I got to take a break during one weekend and spent it acting as a judge for the Jamestown Settlement's "Military Through the Ages" (http://www.historyisfun.org/jamestown-settlement/military-through-the-ages/ ). I really enjoyed myself. Part of that was the chance to spend time with a friend I rarely see (we judged together) and part of it was simply being able to evaluate a group's presentation and to get a chance to truly appreciate all the dedication that goes into creating an interpretation of a slice of history. I hope that I get to do it again.

Pushed myself hard, came down with the flu. I've spent the last two days trying to get my temperature down below 100f and have finally succeeded. All of a sudden food looked marvelous! I couldn't even look at food while I was fevered. Had less than 700 calories on the first day I was sick. Also lost 5 pounds so far but I know I'll find them again now that I'm feeling better.

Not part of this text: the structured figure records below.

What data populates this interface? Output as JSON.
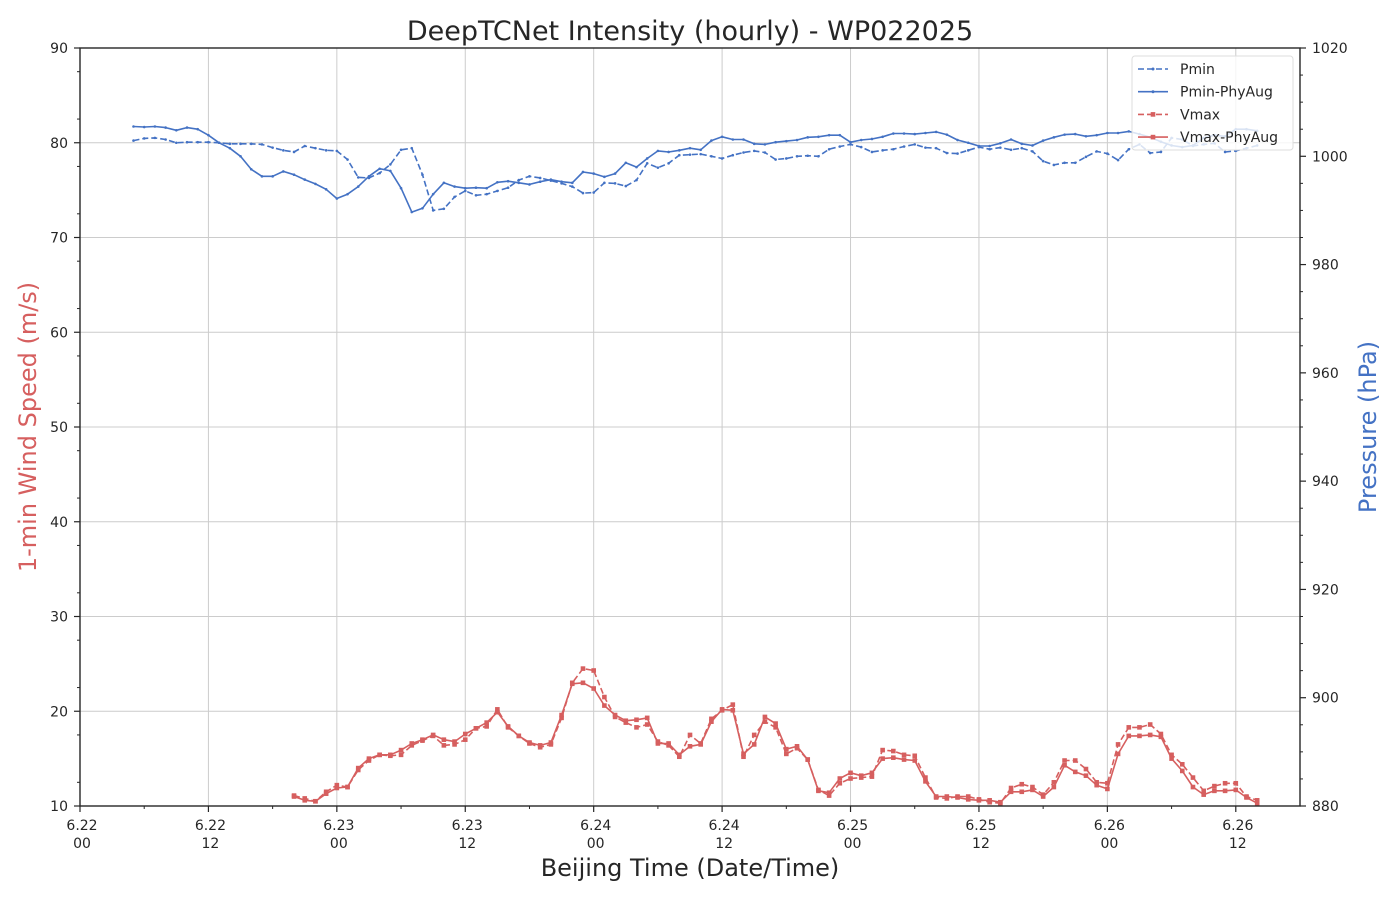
{
  "colors": {
    "pressure": "#4472C4",
    "wind": "#D65F5F",
    "grid": "#CCCCCC",
    "axis": "#262626"
  },
  "chart_data": {
    "type": "line",
    "title": "DeepTCNet Intensity (hourly) - WP022025",
    "xlabel": "Beijing Time (Date/Time)",
    "ylabel_left": "1-min Wind Speed (m/s)",
    "ylabel_right": "Pressure (hPa)",
    "x_unit": "hours since first tick (6.22 00)",
    "xlim": [
      0,
      114
    ],
    "ylim_left": [
      10,
      90
    ],
    "ylim_right": [
      880,
      1020
    ],
    "grid": true,
    "legend_position": "top-right",
    "x_ticks": [
      {
        "x": 0,
        "date": "6.22",
        "hour": "00"
      },
      {
        "x": 12,
        "date": "6.22",
        "hour": "12"
      },
      {
        "x": 24,
        "date": "6.23",
        "hour": "00"
      },
      {
        "x": 36,
        "date": "6.23",
        "hour": "12"
      },
      {
        "x": 48,
        "date": "6.24",
        "hour": "00"
      },
      {
        "x": 60,
        "date": "6.24",
        "hour": "12"
      },
      {
        "x": 72,
        "date": "6.25",
        "hour": "00"
      },
      {
        "x": 84,
        "date": "6.25",
        "hour": "12"
      },
      {
        "x": 96,
        "date": "6.26",
        "hour": "00"
      },
      {
        "x": 108,
        "date": "6.26",
        "hour": "12"
      }
    ],
    "y_ticks_left": [
      "10",
      "20",
      "30",
      "40",
      "50",
      "60",
      "70",
      "80",
      "90"
    ],
    "y_ticks_right": [
      "880",
      "900",
      "920",
      "940",
      "960",
      "980",
      "1000",
      "1020"
    ],
    "series": [
      {
        "name": "Pmin",
        "axis": "right",
        "style": "dashed",
        "color": "#4472C4",
        "x": [
          5,
          6,
          7,
          8,
          9,
          10,
          11,
          12,
          13,
          14,
          15,
          16,
          17,
          18,
          19,
          20,
          21,
          22,
          23,
          24,
          25,
          26,
          27,
          28,
          29,
          30,
          31,
          32,
          33,
          34,
          35,
          36,
          37,
          38,
          39,
          40,
          41,
          42,
          43,
          44,
          45,
          46,
          47,
          48,
          49,
          50,
          51,
          52,
          53,
          54,
          55,
          56,
          57,
          58,
          59,
          60,
          61,
          62,
          63,
          64,
          65,
          66,
          67,
          68,
          69,
          70,
          71,
          72,
          73,
          74,
          75,
          76,
          77,
          78,
          79,
          80,
          81,
          82,
          83,
          84,
          85,
          86,
          87,
          88,
          89,
          90,
          91,
          92,
          93,
          94,
          95,
          96,
          97,
          98,
          99,
          100,
          101,
          102,
          103,
          104,
          105,
          106,
          107,
          108,
          109,
          110
        ],
        "values": [
          1002.9,
          1003.3,
          1003.4,
          1003.1,
          1002.5,
          1002.6,
          1002.6,
          1002.6,
          1002.5,
          1002.3,
          1002.3,
          1002.3,
          1002.2,
          1001.6,
          1001.1,
          1000.8,
          1001.9,
          1001.5,
          1001.1,
          1001.0,
          999.4,
          996.1,
          996.0,
          996.9,
          998.5,
          1001.2,
          1001.5,
          996.6,
          990.0,
          990.3,
          992.5,
          993.6,
          992.8,
          993.0,
          993.6,
          994.2,
          995.6,
          996.3,
          996.0,
          995.5,
          995.0,
          994.4,
          993.2,
          993.3,
          995.1,
          995.0,
          994.5,
          995.6,
          998.7,
          997.9,
          998.7,
          1000.2,
          1000.3,
          1000.4,
          1000.0,
          999.6,
          1000.2,
          1000.7,
          1001.0,
          1000.7,
          999.4,
          999.6,
          1000.0,
          1000.1,
          1000.0,
          1001.3,
          1001.8,
          1002.2,
          1001.7,
          1000.8,
          1001.1,
          1001.3,
          1001.8,
          1002.2,
          1001.6,
          1001.5,
          1000.6,
          1000.5,
          1001.1,
          1001.7,
          1001.3,
          1001.6,
          1001.2,
          1001.5,
          1000.9,
          999.1,
          998.4,
          998.8,
          998.8,
          999.9,
          1000.9,
          1000.5,
          999.3,
          1001.3,
          1002.2,
          1000.6,
          1000.8,
          1003.4,
          1003.1,
          1001.9,
          1002.2,
          1002.4,
          1000.8,
          1001.0,
          1001.5,
          1002.0
        ]
      },
      {
        "name": "Pmin-PhyAug",
        "axis": "right",
        "style": "solid",
        "color": "#4472C4",
        "x": [
          5,
          6,
          7,
          8,
          9,
          10,
          11,
          12,
          13,
          14,
          15,
          16,
          17,
          18,
          19,
          20,
          21,
          22,
          23,
          24,
          25,
          26,
          27,
          28,
          29,
          30,
          31,
          32,
          33,
          34,
          35,
          36,
          37,
          38,
          39,
          40,
          41,
          42,
          43,
          44,
          45,
          46,
          47,
          48,
          49,
          50,
          51,
          52,
          53,
          54,
          55,
          56,
          57,
          58,
          59,
          60,
          61,
          62,
          63,
          64,
          65,
          66,
          67,
          68,
          69,
          70,
          71,
          72,
          73,
          74,
          75,
          76,
          77,
          78,
          79,
          80,
          81,
          82,
          83,
          84,
          85,
          86,
          87,
          88,
          89,
          90,
          91,
          92,
          93,
          94,
          95,
          96,
          97,
          98,
          99,
          100,
          101,
          102,
          103,
          104,
          105,
          106,
          107,
          108,
          109,
          110
        ],
        "values": [
          1005.5,
          1005.4,
          1005.5,
          1005.3,
          1004.8,
          1005.3,
          1005.0,
          1003.9,
          1002.5,
          1001.5,
          1000.0,
          997.6,
          996.3,
          996.3,
          997.2,
          996.6,
          995.7,
          994.9,
          993.9,
          992.2,
          993.0,
          994.4,
          996.3,
          997.7,
          997.3,
          994.1,
          989.7,
          990.4,
          993.0,
          995.1,
          994.4,
          994.1,
          994.2,
          994.1,
          995.2,
          995.4,
          995.1,
          994.8,
          995.3,
          995.7,
          995.3,
          995.1,
          997.1,
          996.8,
          996.2,
          996.8,
          998.8,
          998.0,
          999.6,
          1001.0,
          1000.8,
          1001.1,
          1001.5,
          1001.2,
          1002.9,
          1003.6,
          1003.1,
          1003.1,
          1002.3,
          1002.2,
          1002.6,
          1002.8,
          1003.0,
          1003.5,
          1003.6,
          1003.9,
          1003.9,
          1002.6,
          1003.0,
          1003.2,
          1003.6,
          1004.2,
          1004.2,
          1004.1,
          1004.3,
          1004.5,
          1004.0,
          1003.0,
          1002.5,
          1001.9,
          1001.9,
          1002.4,
          1003.1,
          1002.3,
          1002.0,
          1002.9,
          1003.5,
          1004.0,
          1004.1,
          1003.7,
          1003.9,
          1004.3,
          1004.3,
          1004.6,
          1004.1,
          1003.5,
          1002.7,
          1002.0,
          1001.7,
          1002.0,
          1003.4,
          1003.9,
          1003.7,
          1005.0,
          1005.0,
          1004.7
        ]
      },
      {
        "name": "Vmax",
        "axis": "left",
        "style": "dashed",
        "color": "#D65F5F",
        "x": [
          20,
          21,
          22,
          23,
          24,
          25,
          26,
          27,
          28,
          29,
          30,
          31,
          32,
          33,
          34,
          35,
          36,
          37,
          38,
          39,
          40,
          41,
          42,
          43,
          44,
          45,
          46,
          47,
          48,
          49,
          50,
          51,
          52,
          53,
          54,
          55,
          56,
          57,
          58,
          59,
          60,
          61,
          62,
          63,
          64,
          65,
          66,
          67,
          68,
          69,
          70,
          71,
          72,
          73,
          74,
          75,
          76,
          77,
          78,
          79,
          80,
          81,
          82,
          83,
          84,
          85,
          86,
          87,
          88,
          89,
          90,
          91,
          92,
          93,
          94,
          95,
          96,
          97,
          98,
          99,
          100,
          101,
          102,
          103,
          104,
          105,
          106,
          107,
          108,
          109,
          110
        ],
        "values": [
          11.1,
          10.8,
          10.5,
          11.5,
          12.2,
          12.0,
          13.8,
          14.8,
          15.4,
          15.3,
          15.4,
          16.4,
          16.9,
          17.4,
          16.4,
          16.5,
          17.0,
          18.2,
          18.4,
          20.2,
          18.3,
          17.4,
          16.6,
          16.2,
          16.5,
          19.3,
          23.0,
          24.5,
          24.3,
          21.5,
          19.4,
          18.8,
          18.3,
          18.6,
          16.8,
          16.4,
          15.2,
          17.5,
          16.6,
          19.2,
          20.1,
          20.7,
          15.2,
          17.5,
          18.9,
          18.3,
          15.5,
          16.1,
          14.9,
          11.7,
          11.1,
          12.4,
          12.9,
          13.0,
          13.1,
          15.9,
          15.8,
          15.4,
          15.3,
          13.0,
          10.9,
          10.8,
          11.0,
          11.0,
          10.7,
          10.4,
          10.3,
          11.9,
          12.3,
          12.0,
          11.2,
          12.5,
          14.8,
          14.8,
          13.9,
          12.5,
          12.4,
          16.5,
          18.3,
          18.3,
          18.6,
          17.6,
          15.4,
          14.4,
          13.0,
          11.6,
          12.1,
          12.4,
          12.4,
          11.0,
          10.6
        ]
      },
      {
        "name": "Vmax-PhyAug",
        "axis": "left",
        "style": "solid",
        "color": "#D65F5F",
        "x": [
          20,
          21,
          22,
          23,
          24,
          25,
          26,
          27,
          28,
          29,
          30,
          31,
          32,
          33,
          34,
          35,
          36,
          37,
          38,
          39,
          40,
          41,
          42,
          43,
          44,
          45,
          46,
          47,
          48,
          49,
          50,
          51,
          52,
          53,
          54,
          55,
          56,
          57,
          58,
          59,
          60,
          61,
          62,
          63,
          64,
          65,
          66,
          67,
          68,
          69,
          70,
          71,
          72,
          73,
          74,
          75,
          76,
          77,
          78,
          79,
          80,
          81,
          82,
          83,
          84,
          85,
          86,
          87,
          88,
          89,
          90,
          91,
          92,
          93,
          94,
          95,
          96,
          97,
          98,
          99,
          100,
          101,
          102,
          103,
          104,
          105,
          106,
          107,
          108,
          109,
          110
        ],
        "values": [
          11.0,
          10.6,
          10.5,
          11.3,
          11.9,
          12.0,
          14.0,
          15.0,
          15.4,
          15.4,
          15.9,
          16.6,
          17.0,
          17.5,
          17.0,
          16.8,
          17.6,
          18.2,
          18.8,
          19.9,
          18.4,
          17.4,
          16.7,
          16.4,
          16.7,
          19.6,
          22.9,
          23.0,
          22.4,
          20.6,
          19.6,
          19.0,
          19.1,
          19.3,
          16.6,
          16.6,
          15.4,
          16.3,
          16.5,
          18.9,
          20.2,
          20.1,
          15.5,
          16.5,
          19.4,
          18.7,
          16.0,
          16.3,
          14.9,
          11.6,
          11.4,
          12.9,
          13.5,
          13.2,
          13.5,
          15.0,
          15.1,
          14.9,
          14.8,
          12.6,
          11.0,
          11.0,
          10.9,
          10.7,
          10.6,
          10.6,
          10.4,
          11.5,
          11.5,
          11.7,
          11.0,
          12.0,
          14.3,
          13.6,
          13.2,
          12.2,
          11.8,
          15.5,
          17.4,
          17.4,
          17.5,
          17.3,
          15.0,
          13.7,
          12.0,
          11.2,
          11.6,
          11.6,
          11.7,
          10.9,
          10.3
        ]
      }
    ]
  }
}
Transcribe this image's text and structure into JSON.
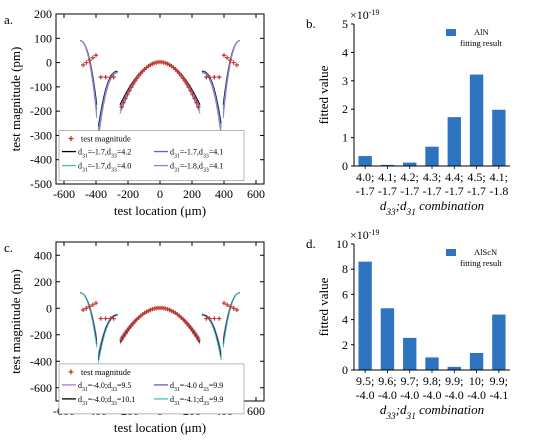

Oh, and my latest CT scan showed an enlarged lymph node next to my heart. Which may be nothing to worry about or may be a secondary cancer, something fairly common among those of us with GIST. I'll know more next June after my next CT. Yeah - waiting that long. I'm not really digging it. Long ago I told myself that if the GIST returned or if I got some other form of cancer, I was going to take that as my sign from the Almighty that my time card had been punched. That was fine in theory for my hubby but now that we're looking at it as a possibility, he isn't interested in letting me stick to that. He says that as long as there is some form of treatment he wants me to fight. I am torn over this - I understand his grief and fear, but at the same time, I don't want to live the last bit of my life sick and suffering through another round of treatments only to come out in the end more damaged than I was before we started. This ole body has lasted through some awful stuff but I wouldn't mind trading it in for something a little more comfortable and painfree, although I am sure I'd miss those I love dreadfully.